The House gave initial approval in late July to legislation approved earlier in the year by the Senate that would give cities and towns a tool for establishing regional emergency dispatch districts.

The model law would provide another way to form districts that are now created mainly through inter-municipal agreements and special acts.

For the planning phase, the House bill (H. 4299) would authorize cities and towns considering a regional approach to emergency dispatch for police, fire and emergency medical services to form a special planning committee. The committee would be charged with assessing the feasibility of establishing a district, proposing a structure of governance and administration, developing a plan for construction or otherwise obtaining a site for district operations, and drafting a proposed district agreement for adoption by member cities and towns.

While the bill would allow considerable flexibility in the structure of the district, there are a number of key features that would be set by law, such as the establishment of a regional district board, comprising a number of members (with a selection process and terms of office as provided in the agreement), to oversee the operation of the district. The district would be authorized to prepare and adopt an annual operating budget, employ an executive director and employees, purchase and lease land and buildings, incur debt, and generally assume the array of powers of a special municipal district.

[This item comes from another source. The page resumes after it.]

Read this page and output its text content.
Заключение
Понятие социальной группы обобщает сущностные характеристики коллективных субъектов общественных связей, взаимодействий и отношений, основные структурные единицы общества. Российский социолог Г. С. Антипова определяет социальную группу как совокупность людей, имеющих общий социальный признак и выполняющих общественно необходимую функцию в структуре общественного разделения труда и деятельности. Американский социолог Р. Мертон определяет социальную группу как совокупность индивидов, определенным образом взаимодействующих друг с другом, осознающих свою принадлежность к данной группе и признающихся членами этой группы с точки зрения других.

Each district would be required to establish a “finance advisory committee” to the district board that would be charged with approval of the annual operating budget and review and approval of any proposal to incur long-term debt and issues bonds and notes. The finance committee would generally consist of the chief executive, or finance or administrative officer of each member municipality.

The operating budget approved by the district board would be apportioned as assessments to the member municipalities based on the regional agreement no later than Feb. 1. The assessments would be subject to appropriation locally, but assessors would be required to raise separately any shortfall from the assessed amount in the tax levy for that year.

The bill would also require quarterly and annual financial statements and regular audits that would be distributed to the member municipalities.

With the Legislature meeting only in informal sessions through the end of the year, it’s unclear if the bill will reach the governor’s desk before a new formal legislative session begins next January.